If passed by the House and signed into law, SB 254 would make permanent a declaration made by Florida’s Republican Gov. Ron DeSantis in April 2020, when he issued an executive order specifically describing churches as essential services and exempting them from stay-at-home orders during the early days of the pandemic.

Florida Politics noted that Florida was among a dozen states to do so in 2020, while states like “California, New York and even Texas took a different path, shuttering religious institutions along with other businesses.”

Some churches and religious groups in states which had deemed them non-essential have argued that their rights were violated when public religious services were shut down while big box stores and other indoor spaces were permitted to remain open.

In California, the Thomas More Society won two settlements against the state after plaintiffs argued that congregants’ religious freedom was violated when statewide orders called for a shutdown of indoor church services.

In February 2021, the U.S. Supreme Court ruled against California in a 5-4 vote upholding religious liberty.

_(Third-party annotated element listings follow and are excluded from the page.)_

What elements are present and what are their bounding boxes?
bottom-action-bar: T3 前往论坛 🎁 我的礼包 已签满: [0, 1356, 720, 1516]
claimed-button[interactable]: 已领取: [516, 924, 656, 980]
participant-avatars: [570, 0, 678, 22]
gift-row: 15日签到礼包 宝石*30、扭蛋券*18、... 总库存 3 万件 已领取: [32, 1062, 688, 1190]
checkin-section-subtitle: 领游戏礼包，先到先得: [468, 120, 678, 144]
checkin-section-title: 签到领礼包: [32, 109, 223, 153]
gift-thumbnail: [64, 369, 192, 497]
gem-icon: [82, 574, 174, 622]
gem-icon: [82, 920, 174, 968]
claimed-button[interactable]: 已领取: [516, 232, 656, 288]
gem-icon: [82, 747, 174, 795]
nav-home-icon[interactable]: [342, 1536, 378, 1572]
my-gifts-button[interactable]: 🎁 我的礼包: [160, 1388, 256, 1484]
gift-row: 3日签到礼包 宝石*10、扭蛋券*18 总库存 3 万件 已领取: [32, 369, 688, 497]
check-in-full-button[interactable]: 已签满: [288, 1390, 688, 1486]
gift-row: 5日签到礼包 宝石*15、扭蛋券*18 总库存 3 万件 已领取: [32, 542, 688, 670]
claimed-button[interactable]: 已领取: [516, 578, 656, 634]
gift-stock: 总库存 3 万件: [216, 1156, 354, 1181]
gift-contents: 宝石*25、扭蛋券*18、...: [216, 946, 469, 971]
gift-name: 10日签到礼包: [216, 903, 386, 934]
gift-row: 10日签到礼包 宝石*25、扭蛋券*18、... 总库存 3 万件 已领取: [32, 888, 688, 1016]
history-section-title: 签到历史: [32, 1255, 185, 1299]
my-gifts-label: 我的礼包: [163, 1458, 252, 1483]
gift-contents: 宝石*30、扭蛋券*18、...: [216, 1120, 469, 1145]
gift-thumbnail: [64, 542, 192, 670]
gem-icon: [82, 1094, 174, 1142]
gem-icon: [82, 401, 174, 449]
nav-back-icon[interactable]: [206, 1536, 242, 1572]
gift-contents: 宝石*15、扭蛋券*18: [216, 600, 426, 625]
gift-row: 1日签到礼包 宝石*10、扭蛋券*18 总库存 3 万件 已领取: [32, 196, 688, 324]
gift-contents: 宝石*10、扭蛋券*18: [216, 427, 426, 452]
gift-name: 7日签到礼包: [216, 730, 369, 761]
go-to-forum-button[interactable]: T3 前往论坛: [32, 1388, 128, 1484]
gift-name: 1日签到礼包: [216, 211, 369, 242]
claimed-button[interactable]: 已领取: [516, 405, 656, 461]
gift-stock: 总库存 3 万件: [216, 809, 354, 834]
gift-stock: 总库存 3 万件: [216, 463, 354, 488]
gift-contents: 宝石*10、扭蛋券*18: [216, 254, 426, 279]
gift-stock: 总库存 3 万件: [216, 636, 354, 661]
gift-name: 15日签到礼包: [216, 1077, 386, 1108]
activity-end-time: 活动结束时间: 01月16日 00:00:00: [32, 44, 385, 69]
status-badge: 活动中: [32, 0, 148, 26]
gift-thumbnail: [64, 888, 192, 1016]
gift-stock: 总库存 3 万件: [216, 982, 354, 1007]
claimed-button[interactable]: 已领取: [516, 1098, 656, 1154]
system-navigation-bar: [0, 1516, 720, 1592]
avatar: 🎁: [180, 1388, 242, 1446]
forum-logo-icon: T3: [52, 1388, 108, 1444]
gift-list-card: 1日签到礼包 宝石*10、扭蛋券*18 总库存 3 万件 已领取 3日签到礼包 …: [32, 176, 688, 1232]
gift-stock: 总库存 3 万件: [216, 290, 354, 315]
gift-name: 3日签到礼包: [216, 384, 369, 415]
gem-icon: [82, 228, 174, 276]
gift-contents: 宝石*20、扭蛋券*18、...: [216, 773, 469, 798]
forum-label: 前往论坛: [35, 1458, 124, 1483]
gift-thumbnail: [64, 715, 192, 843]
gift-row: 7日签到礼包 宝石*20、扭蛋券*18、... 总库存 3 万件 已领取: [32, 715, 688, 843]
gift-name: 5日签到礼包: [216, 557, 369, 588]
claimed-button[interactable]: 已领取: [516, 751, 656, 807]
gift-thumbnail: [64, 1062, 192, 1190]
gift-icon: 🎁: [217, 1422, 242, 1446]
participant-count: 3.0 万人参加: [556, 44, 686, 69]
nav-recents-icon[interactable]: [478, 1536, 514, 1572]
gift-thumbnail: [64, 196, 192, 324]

Meanwhile, though Florida chose to declare religious services essential early in the pandemic and to lift all statewide restrictions months ahead of many other states, it has not stopped there.

The Sunshine State’s GOP-led legislature has continued to enact legal bulwarks, including its new measure to protect churches from being shut down, in a bid to prevent the kind of intrusions on liberty enacted under the auspices of emergency mandates over the past two years.

In May, the governor signed SB 2006 declaring that no entity in Florida may demand proof of COVID-19 vaccination as a condition for entry to businesses and other venues.

In November, DeSantis called a special legislative session in which lawmakers crafted additional legislation against mask and vaccine mandates.

According to a press release put out by the governor’s office, the bills drawn up during the special session included those which banned mask mandates in schools and prohibited blanket employer COVID-19 jab mandates by requiring employers to provide a broad swath of exemption options including religious and health concerns as well as natural immunity.

“We provide protections for people: no nurse, no firefighter, no police officer, no trucker, no anybody should lose their job because of these COVID jabs,” said DeSantis. “We are respecting people’s individual freedom in this state.”